悠宇みたいなキラキラオーラって、頑張れば出るのか・・・?
またくらだない事を考えて、口数が少なくなった俺を見て、すっかり勘違いした希はクスクスと笑いながら俺に向かって手を伸ばす。
俺の前髪をかき分けて、眉間のシワを人差し指でなでるように擦った後、ニヤリと笑う希。
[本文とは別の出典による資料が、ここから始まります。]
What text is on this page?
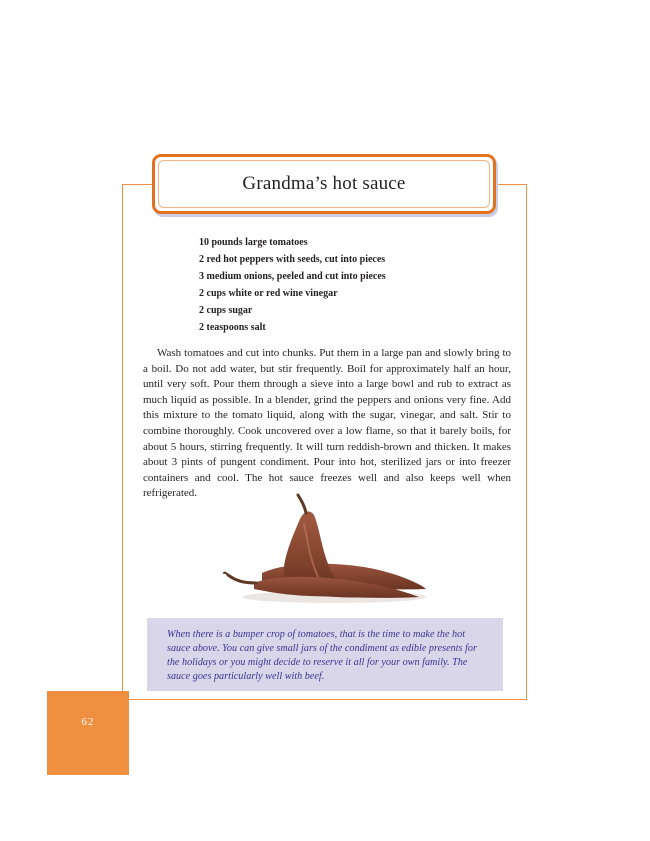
Grandma’s hot sauce
10 pounds large tomatoes
2 red hot peppers with seeds, cut into pieces
3 medium onions, peeled and cut into pieces
2 cups white or red wine vinegar
2 cups sugar
2 teaspoons salt

Wash tomatoes and cut into chunks. Put them in a large pan and slowly bring to a boil. Do not add water, but stir frequently. Boil for approximately half an hour, until very soft. Pour them through a sieve into a large bowl and rub to extract as much liquid as possible. In a blender, grind the peppers and onions very fine. Add this mixture to the tomato liquid, along with the sugar, vinegar, and salt. Stir to combine thoroughly. Cook uncovered over a low flame, so that it barely boils, for about 5 hours, stirring frequently. It will turn reddish-brown and thicken. It makes about 3 pints of pungent condiment. Pour into hot, sterilized jars or into freezer containers and cool. The hot sauce freezes well and also keeps well when refrigerated.

When there is a bumper crop of tomatoes, that is the time to make the hot sauce above. You can give small jars of the condiment as edible presents for the holidays or you might decide to reserve it all for your own family. The sauce goes particularly well with beef.

62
「そんなスネないでよー気持ち分かるよ?おんなじ男なのに、こうも違うかなって。
俺なんて、チビだからさー!聡太はさ、黙ってジッとしてればモテるから、大丈夫だよ!ほら、眉間のシワ伸ばして!女子が怖がって逃げちゃうよっ!」
と言って、ツンと眉間を突いた。
黙ってじっとしてればって・・・
フォローになってねーよ!
可愛い顔して、こいつはいつも中々辛辣な事を言う・・・
あっけらかんと話すその姿、でも、何故か憎めなくてつい笑ってしまった。
俺って、こんなに気にせず話したりふざけ合う友達って実は初めてで、それがこんなに心地いいなんて知らなかった。
「ちょ、そこ笑うとこ!?
ツッコむとこじゃないのー!???」
バンバンと俺の肩を叩いて、楽しそうに笑う希。
そんな俺達を見て、悠宇が話しかけてきた。
「何、楽しそう。何の話?」
「あ、朝比奈君~!聞いて聞いて~
聡太がね、モテモテの朝比奈君がうらやましくて仕方が無いんだって~」
「ちょっ、希…俺、そんなこと言ってねーよ。俺は悠宇が気になってただけだ!」
誤解を与えるような事を言う希にムッとして言い返したけれど・・
二人の一瞬の沈黙が俺にを冷静にさせた。
あれ、俺、今ちょっと変な言い方したか・・・?
恐る恐る悠宇を見ると、唖然として固まっていて・・
バッと目の前の希を見るとニヤニヤとしていて。
・・・・・・あ、男が男を気になるとか、なんかキモイよな!?
「いやいや、そーいう意味じゃねーから、ただ、悠宇が頑張ってんな、とか、ちゃんと楽しんでるかなとか気になって・・・」
「なんなの聡太、聡太に心配されるようじゃ、朝比奈君もお終いだよ!
ね、朝比奈君・・・・・・・?」
真っ赤になってうつむく悠宇。
俺、またキモイ事言った!しかもなんだよこの上から目線的発言・・・
はー・・気持ちをうまく伝えるのって難しいな・・・。
男の俺なんかが心配したからってじっと見てるとか、変気持ち悪かったよな・・?